Stuck in a loop of indecision. Mestia. Ride the bike or take a mashrutka?
It's hot, very hot. Seventy kilometers of violent ascent, with the ever-present danger of landslides. Elena is not her best shape, women issues.
We will take a mashrutka, giving the bikes a rest after the last stressful days in company of the kids.
We go down in the "center" of Khaishi and wait, under the doubtful gaze of the lady of the "bar". An hour passes in which we try to stop anything that has the appearance of a van, we are ignored. After two hours a gray van approached, carrying flour. A man came out and starts speaking with some local women, including the bartender. After a while we understand that the lady is trying to intercede for us, the man is directed to Latali, 9 km from Mestia, eventually he agrees to give us a ride.

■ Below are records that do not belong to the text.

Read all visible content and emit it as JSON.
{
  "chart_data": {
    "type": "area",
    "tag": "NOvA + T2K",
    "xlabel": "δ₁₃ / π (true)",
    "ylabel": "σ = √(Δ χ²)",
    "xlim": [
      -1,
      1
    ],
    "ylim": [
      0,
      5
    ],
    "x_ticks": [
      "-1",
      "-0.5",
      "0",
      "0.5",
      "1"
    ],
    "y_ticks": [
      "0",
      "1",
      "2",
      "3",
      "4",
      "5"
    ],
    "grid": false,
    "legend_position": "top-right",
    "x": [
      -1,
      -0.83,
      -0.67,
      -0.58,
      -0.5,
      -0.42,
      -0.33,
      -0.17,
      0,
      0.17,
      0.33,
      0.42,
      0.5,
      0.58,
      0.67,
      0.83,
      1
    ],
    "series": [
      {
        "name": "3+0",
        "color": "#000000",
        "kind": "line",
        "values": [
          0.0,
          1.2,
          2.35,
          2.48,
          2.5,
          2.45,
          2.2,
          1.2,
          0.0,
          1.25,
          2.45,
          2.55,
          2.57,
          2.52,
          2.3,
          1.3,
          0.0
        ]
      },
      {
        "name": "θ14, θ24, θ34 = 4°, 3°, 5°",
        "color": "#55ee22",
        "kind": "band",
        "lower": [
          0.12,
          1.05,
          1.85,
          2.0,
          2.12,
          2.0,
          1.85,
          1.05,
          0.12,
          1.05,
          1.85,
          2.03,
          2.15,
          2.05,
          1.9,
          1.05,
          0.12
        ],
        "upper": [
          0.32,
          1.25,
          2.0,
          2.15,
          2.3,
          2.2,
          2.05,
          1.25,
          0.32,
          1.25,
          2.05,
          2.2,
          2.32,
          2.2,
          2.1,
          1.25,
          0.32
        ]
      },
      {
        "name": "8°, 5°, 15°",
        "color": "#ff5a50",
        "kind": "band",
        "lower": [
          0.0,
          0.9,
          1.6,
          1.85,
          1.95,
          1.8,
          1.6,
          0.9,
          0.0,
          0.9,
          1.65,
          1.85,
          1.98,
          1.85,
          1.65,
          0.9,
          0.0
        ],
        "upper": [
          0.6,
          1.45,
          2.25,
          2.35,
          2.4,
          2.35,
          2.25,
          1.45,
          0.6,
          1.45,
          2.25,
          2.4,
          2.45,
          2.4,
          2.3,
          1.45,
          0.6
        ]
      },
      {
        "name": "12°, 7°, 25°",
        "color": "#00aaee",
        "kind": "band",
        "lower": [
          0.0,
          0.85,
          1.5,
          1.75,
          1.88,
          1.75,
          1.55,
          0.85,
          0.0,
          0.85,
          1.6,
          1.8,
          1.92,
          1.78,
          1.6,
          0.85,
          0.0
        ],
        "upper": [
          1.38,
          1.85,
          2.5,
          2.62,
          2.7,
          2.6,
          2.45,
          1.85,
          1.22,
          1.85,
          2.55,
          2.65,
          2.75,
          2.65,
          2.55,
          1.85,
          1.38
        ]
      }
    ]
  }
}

Finally we leave, 3:30pm, now we understand that this will be a long journey, the man is carrying 4 tons of flour, about four times the stated maximum load of the van. The average is 30 km/h, with a peak of 5 km/h. It seems to be on a bicycle. In addition, whenever the climb becomes steeper (almost always) the man opens the hot air valve to the maximum to make it to vent from the engine, which could seriously melt (in fact, we see several vehicles stranded along the way). We roast. Landslides are everywhere. At about 6:00pm we arrive at Latali, end of stroke. We greet our driver and offer some money, which he refuses, and we set off on foot to Mestia. Latali is a beautiful village, dotted by classic defensive towers. It exudes an ancient atmosphere. Even if not cycling, people look at us like aliens anyway.